Я считаю, что это один из самых интересных спектаклей, в которых я вообще участвовала. Джон Дью оформил его в стиле модерн рубежа XIX–XX веков, но оформил не в лоб, а, в содружестве с великолепным художником по свету, как бы по касательной.
Фреска в генуэзском палаццо Сан-Джорджо, предположительно изображающая Симона Бокканегру
С роскошными костюмами пастельных цветов – под стать вердиевской музыке. Пастель была бледно-лиловой, переходившей через цвет слоновой кости или даже топлёного молока в какие-то голубоватые тона.
Всю сцену окружали зеркала, которые то и дело превращались в колыхающееся, то бледно-лиловатое, то бледно-голубое, то бирюзовое море. Но кто мог точно сказать – море или чисто генуэзское небо колыхалось в этих зеркалах?
Ария моей героини начиналась в предутренних, самых густых сумерках. Ещё сияли звёзды на тёмном небе… но вот к концу арии появлялись первые, пробивавшиеся сквозь сиреневую дымку солнечные лучи, над морем начинал брезжить и разгораться рассвет. Я уходила на си, на diminuendo, и тут же вспыхивало яркое-яркое голубое небо! Это было фантастически красиво!
Эти зеркала, бывшие своеобразным художественным лейтмотивом спектакля, сначала превращались в балкон Амелии, потом, меняя форму, становились роскошными и очень причудливо подсвеченными дворцами генуэзских дожей. Там были просто потрясающие эффекты: балкон стоял как бы среди морских волн, набегавших на него и прямо тебе под ноги, волн, как бы поглощавших заходящее солнце. Всякий раз потрясённая публика просто ахала от этой красоты, и за все спектакли не случилось не единой накладки! Словом, тогда в Кёльне сложилась великолепная команда, осуществившая действительно выдающуюся постановку.

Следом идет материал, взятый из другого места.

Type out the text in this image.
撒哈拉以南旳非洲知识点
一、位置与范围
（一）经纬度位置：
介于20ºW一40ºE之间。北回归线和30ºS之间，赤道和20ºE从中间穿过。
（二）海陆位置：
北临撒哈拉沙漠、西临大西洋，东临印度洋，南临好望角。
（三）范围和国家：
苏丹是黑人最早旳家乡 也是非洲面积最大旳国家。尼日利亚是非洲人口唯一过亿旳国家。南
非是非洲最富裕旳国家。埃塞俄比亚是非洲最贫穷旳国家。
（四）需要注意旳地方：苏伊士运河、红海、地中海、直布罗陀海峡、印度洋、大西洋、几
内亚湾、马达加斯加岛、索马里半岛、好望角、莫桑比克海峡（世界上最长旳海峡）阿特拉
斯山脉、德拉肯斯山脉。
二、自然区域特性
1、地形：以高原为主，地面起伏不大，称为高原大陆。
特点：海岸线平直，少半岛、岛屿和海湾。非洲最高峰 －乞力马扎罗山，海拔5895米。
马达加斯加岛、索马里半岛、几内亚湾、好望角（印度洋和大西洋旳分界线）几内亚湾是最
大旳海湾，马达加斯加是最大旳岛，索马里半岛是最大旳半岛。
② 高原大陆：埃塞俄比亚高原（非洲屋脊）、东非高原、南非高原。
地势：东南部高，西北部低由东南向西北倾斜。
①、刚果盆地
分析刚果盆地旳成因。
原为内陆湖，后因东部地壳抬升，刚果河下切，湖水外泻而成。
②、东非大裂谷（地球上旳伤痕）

Я очень часто и с большим удовольствием вспоминаю её – это был мой первый вердиевский спектакль после того, как я начала свою карьеру на Западе. И дело не только в этом. Амелия – это роль, которая с точки зрения вокальной казалась мне, особенно в то время, будто для меня написанной: крупное лирическое сопрано, с очень красивым пиано, с очень органичным и гибким владением вердиевским стилем. И Михаэль Хампе это услышал сразу, сказав: «О, вот и наша Амелия, это будет её совершенно великолепная роль».
Симон Бокканегра, эскиз костюма, 1881
Верди как лирик
В ней – бесконечные фразы, длинное дыхание, филировки, piano, какая-то совершенно невероятная нежность, тончайшее касание к звуку. Эта роль очень многое дала мне в плане вокала, я в ней отыскала для себя, в плюс к уже имевшимся, очень много новых вердиевских вокальных красок.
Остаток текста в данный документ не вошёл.